Standing inside the entrance to the library now I could see even more of the stark contrast. One of which being a wide fireplace, lit and roaring. Couches opposite them. Rows of book shooting out in every direction behind them. Gold plaques were screwed into the oak-wood shelves. Commemorating poets and scholars that had spent their time here, conjuring worlds, spilling truths through ink and mediums new and old.

"Did I get the flavours right?" said a voice behind a row of biology texts. "It's a bride, thinly veiled as it may be."

"The coffee is heavenly," I confess, bringing the cup to my lips again. The brown bag crinkles under my arm.
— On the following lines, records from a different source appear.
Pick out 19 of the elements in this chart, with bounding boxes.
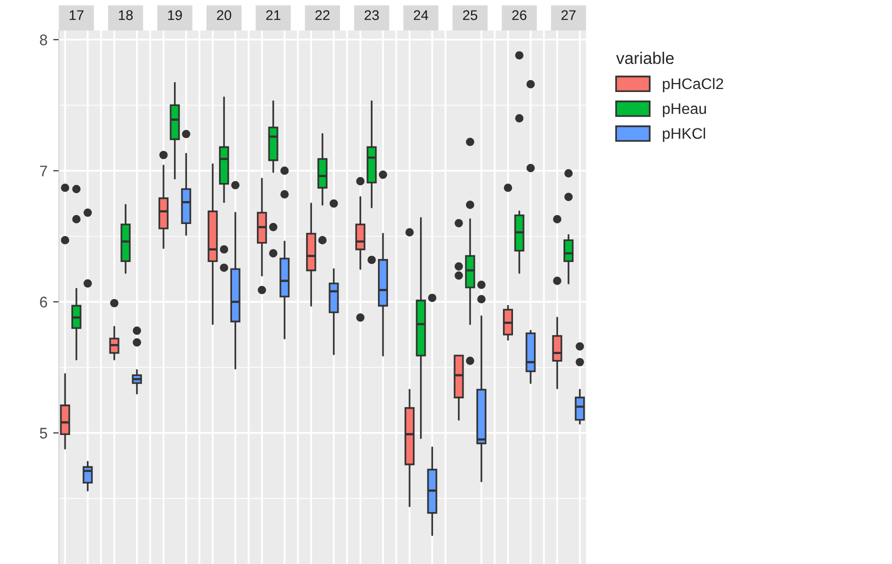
- x-tick-label: 27: [562, 10, 576, 20]
- x-tick-label: 18: [118, 10, 133, 20]
- legend-label: pHeau: [662, 103, 706, 118]
- legend-label: pHKCl: [662, 128, 706, 142]
- legend-label: pHCaCl2: [662, 78, 724, 92]
- x-tick-label: 24: [414, 10, 428, 20]
- x-tick-label: 17: [70, 10, 84, 20]
- x-tick-label: 23: [364, 10, 379, 20]
- y-tick-label: 6: [40, 296, 48, 308]
- y-tick-label: 7: [40, 166, 47, 176]
- y-tick-label: 5: [40, 428, 48, 439]
- y-tick-label: 8: [40, 34, 48, 46]
- x-tick-label: 22: [315, 10, 330, 20]
- x-tick-label: 25: [463, 10, 478, 20]
- x-tick-label: 20: [217, 10, 232, 20]
- x-tick-label: 21: [266, 10, 280, 20]
- x-tick-label: 19: [168, 10, 182, 20]
- x-tick-label: 26: [512, 10, 526, 20]
- legend-title: variable: [616, 52, 674, 64]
The bagel inside a reminder of my missed breakfast, dinner. "Are all of those boxes for me?"

"I'm afraid so." Ana tosses her blonde hair over her shoulder, motioning behind her to the long table littered with large architectural pages and open box filled with books, each decorated in place markers. A single green reading lamp is on and burning brightly, despite the sun coming through the large stain-glass windows.

"Does that mean you found something?"

Ana turns with a flourish before sinking into a chair already pushed out from the table – the same way she had when we'd met the first time in her office. I shrug out of my jacket, following her lead. "I didn't find anything that would account for the purpose of the room. We took the staircase apart to repair it and we didn't find any thing underneath it. Saying that, it is an old house which means the wood beams we did find, could have something underneath."